A collaborative research project between Charles Sturt University, the University of Melbourne, University of Adelaide and University of Queensland will address major research gaps in Q fever knowledge and finally form a national guideline for an emergency response.
While Australia has long gone untouched by major Q fever events, there is still the capacity for large scale risk.
Research will now investigate the influences spreading Q fever between ruminants, transmission in macropods and accurate human risk groups.
Identifying the disease in livestock is almost impossible with reduced milk output and neonatal losses sometimes linked to the bacteria, which is transmitted through the air.
CSU veterinary epidemiology and public health associate professor Dr Jane Heller said the bacteria could travel kilometres and last months in the environment making a national policy highly relevant.
"There has been small scale outbreaks associated with parturient dogs or cats," she said.
"One example is a cat that went into a veterinary clinic to have a cesarean and infected almost everyone working in the building and even people who weren't there on that day.
"There have also been ones that have been associated with people mowing their lawns in areas where it is thought there have been a lot of kangaroos shedding (the bacteria) but that remains to be proven.
"There have been a number of small outbreaks but no large scale ones and that's something that we want to really prevent, which is why we are doing this research because the capacity is there."
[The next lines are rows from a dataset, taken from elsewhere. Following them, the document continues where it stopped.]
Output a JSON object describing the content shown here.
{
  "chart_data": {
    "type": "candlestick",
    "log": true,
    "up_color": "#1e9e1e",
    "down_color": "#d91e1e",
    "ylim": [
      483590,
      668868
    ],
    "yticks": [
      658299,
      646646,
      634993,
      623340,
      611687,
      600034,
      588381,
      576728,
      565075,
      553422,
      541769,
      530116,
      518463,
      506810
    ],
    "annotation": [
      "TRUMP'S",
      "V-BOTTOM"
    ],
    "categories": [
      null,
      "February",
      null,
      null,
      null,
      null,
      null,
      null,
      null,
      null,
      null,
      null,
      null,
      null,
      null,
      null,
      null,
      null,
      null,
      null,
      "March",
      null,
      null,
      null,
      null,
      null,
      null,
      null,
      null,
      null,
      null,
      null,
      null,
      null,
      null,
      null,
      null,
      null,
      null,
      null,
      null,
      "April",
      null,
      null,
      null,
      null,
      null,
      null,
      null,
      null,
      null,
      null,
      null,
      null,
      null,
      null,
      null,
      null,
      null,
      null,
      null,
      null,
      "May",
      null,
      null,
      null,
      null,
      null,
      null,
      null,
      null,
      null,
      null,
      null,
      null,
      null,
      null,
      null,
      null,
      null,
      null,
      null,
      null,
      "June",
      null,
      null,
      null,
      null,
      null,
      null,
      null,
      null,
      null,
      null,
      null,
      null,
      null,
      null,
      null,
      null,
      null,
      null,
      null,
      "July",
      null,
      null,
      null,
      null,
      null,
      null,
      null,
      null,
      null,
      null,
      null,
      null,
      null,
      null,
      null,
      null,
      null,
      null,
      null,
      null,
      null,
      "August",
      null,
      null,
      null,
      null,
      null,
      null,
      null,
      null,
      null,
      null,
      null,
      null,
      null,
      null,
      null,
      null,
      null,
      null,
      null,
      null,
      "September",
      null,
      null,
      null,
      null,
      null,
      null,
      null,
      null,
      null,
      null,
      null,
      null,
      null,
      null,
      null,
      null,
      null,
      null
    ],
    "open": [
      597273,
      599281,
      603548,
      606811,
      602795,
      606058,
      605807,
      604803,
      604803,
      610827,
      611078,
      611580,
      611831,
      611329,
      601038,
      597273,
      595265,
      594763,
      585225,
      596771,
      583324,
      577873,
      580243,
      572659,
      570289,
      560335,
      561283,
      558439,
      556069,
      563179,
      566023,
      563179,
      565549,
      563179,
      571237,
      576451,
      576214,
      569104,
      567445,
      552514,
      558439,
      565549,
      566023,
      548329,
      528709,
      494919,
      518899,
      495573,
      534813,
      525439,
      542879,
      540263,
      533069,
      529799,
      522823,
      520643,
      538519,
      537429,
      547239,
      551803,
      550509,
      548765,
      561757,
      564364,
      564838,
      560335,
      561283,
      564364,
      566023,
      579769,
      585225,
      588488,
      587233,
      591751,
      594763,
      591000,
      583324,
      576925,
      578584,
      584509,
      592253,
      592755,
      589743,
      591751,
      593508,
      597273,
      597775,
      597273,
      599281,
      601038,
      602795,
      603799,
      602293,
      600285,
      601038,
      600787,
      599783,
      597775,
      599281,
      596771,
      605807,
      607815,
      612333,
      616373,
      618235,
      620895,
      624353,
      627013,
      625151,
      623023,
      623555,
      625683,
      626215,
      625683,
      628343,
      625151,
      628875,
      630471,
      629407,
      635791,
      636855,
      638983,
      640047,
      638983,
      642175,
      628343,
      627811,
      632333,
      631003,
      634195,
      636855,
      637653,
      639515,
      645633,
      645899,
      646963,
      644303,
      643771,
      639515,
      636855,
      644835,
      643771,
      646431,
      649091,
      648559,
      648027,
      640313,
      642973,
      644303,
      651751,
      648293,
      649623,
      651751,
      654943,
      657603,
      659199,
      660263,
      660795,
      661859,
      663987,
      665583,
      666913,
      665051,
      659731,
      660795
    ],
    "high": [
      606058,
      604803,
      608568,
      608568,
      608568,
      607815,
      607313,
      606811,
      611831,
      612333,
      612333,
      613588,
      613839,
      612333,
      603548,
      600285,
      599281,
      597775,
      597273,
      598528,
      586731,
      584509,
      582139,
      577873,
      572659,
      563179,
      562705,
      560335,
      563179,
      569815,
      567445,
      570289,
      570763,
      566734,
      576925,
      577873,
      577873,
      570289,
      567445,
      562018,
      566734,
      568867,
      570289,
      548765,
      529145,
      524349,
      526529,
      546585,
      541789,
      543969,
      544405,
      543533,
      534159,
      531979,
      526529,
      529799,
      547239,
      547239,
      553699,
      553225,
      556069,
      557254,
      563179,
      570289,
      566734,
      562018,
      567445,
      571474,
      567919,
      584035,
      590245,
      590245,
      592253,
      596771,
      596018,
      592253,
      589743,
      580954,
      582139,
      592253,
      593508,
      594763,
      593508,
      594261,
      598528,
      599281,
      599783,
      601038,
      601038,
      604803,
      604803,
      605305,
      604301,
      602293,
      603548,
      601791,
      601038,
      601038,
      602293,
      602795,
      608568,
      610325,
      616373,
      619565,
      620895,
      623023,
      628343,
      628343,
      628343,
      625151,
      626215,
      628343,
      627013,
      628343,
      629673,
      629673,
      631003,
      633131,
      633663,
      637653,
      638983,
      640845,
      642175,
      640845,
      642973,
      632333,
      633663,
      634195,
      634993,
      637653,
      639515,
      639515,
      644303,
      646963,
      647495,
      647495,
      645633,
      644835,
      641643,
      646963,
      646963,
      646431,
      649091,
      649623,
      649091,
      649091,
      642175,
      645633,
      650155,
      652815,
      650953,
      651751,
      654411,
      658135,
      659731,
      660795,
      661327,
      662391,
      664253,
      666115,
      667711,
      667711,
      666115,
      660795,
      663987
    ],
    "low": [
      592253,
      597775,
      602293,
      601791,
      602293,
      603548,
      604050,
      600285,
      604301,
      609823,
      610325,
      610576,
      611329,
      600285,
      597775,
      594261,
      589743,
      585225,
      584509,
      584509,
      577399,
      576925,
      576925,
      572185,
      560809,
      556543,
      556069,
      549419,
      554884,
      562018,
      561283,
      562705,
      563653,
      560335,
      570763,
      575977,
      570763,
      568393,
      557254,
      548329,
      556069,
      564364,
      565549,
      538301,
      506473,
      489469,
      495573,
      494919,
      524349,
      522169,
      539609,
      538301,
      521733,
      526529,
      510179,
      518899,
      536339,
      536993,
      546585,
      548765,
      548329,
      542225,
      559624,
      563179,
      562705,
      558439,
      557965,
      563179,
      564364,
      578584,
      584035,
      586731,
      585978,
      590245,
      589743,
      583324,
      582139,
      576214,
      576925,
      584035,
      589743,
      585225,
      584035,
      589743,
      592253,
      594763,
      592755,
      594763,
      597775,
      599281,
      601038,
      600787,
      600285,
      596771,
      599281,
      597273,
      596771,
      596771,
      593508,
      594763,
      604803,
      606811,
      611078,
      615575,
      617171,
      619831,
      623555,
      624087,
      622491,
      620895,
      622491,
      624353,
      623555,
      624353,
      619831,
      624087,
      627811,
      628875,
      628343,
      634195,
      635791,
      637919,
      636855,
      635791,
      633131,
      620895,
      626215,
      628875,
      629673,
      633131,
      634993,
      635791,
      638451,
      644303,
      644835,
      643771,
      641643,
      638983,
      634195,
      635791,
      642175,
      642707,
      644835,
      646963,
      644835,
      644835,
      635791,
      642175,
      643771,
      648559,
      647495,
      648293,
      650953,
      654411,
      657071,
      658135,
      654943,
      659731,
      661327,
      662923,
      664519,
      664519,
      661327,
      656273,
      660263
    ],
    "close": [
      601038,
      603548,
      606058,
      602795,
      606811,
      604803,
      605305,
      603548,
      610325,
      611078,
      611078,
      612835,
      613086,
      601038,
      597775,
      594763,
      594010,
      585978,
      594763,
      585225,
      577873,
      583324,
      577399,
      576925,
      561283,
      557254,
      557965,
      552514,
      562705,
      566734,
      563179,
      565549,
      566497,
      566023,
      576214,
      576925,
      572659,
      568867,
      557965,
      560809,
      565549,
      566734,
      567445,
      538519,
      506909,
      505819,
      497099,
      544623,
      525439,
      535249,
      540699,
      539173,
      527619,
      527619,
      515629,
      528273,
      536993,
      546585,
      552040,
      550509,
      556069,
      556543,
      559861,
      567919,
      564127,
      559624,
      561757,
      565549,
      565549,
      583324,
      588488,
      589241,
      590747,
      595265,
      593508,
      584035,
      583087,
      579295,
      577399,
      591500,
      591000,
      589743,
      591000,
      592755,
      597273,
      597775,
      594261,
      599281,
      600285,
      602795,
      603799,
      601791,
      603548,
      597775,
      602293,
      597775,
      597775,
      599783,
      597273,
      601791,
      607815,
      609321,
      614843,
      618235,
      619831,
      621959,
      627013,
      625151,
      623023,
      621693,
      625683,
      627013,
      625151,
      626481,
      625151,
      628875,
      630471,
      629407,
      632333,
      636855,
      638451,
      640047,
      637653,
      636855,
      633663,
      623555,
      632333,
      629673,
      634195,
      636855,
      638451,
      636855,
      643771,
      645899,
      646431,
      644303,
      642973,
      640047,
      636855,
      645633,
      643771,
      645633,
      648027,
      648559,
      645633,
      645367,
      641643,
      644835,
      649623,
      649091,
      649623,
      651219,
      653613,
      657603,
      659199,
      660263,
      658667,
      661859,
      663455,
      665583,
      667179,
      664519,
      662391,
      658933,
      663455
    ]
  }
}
While vaccination is compulsory for veterinarians and uptaken by much of the abattoir sector, Dr Heller said producers who weren't around during the national vaccine program in the early 2000s weren't as aware of the need to be protected.
Q fever vaccination requires patients to undertake a skin and blood test and return a week later for the injection if they haven't already been exposed.
With no prevention currently available for livestock, Dr Heller said communication across the animal and human health sectors was paramount to ensure humans utilised preventative vaccines.
“While tests for the bacteria that cause Q fever are often performed if an animal aborts, it may be too late in terms of transmission to humans,” she said.
“In addition, we don’t routinely test all animals without overt disease, as this would be economically and logistically impossible, although they may still be able to spread the pathogen without showing signs of disease, so we need to figure out ways that we can be more vigilant.
"We are realising the burden of disease that has probably always been here and trying to reduce that for the future and prevent it from getting any worse.”
Dr Heller said things like change in production systems had been a driving factor in the major outbreak in the Netherlands.
“The change in the way that one species was produced and increase in the number of farms resulted in the capacity for an organism to spread within those systems and then spread out from there to a large number of people, as they were situated in a densely populated area,” she said.
"We shouldn't be restricting any form of industry and in my experience industry has worked so very well with human health, academics and animal health regulators. We just need to be sensible and factor it into any changes and new systems."
The research project is funded by the federal government and AgriFutures with industry support from Meredith dairy and the Australian Rickettsial Reference Laboratory.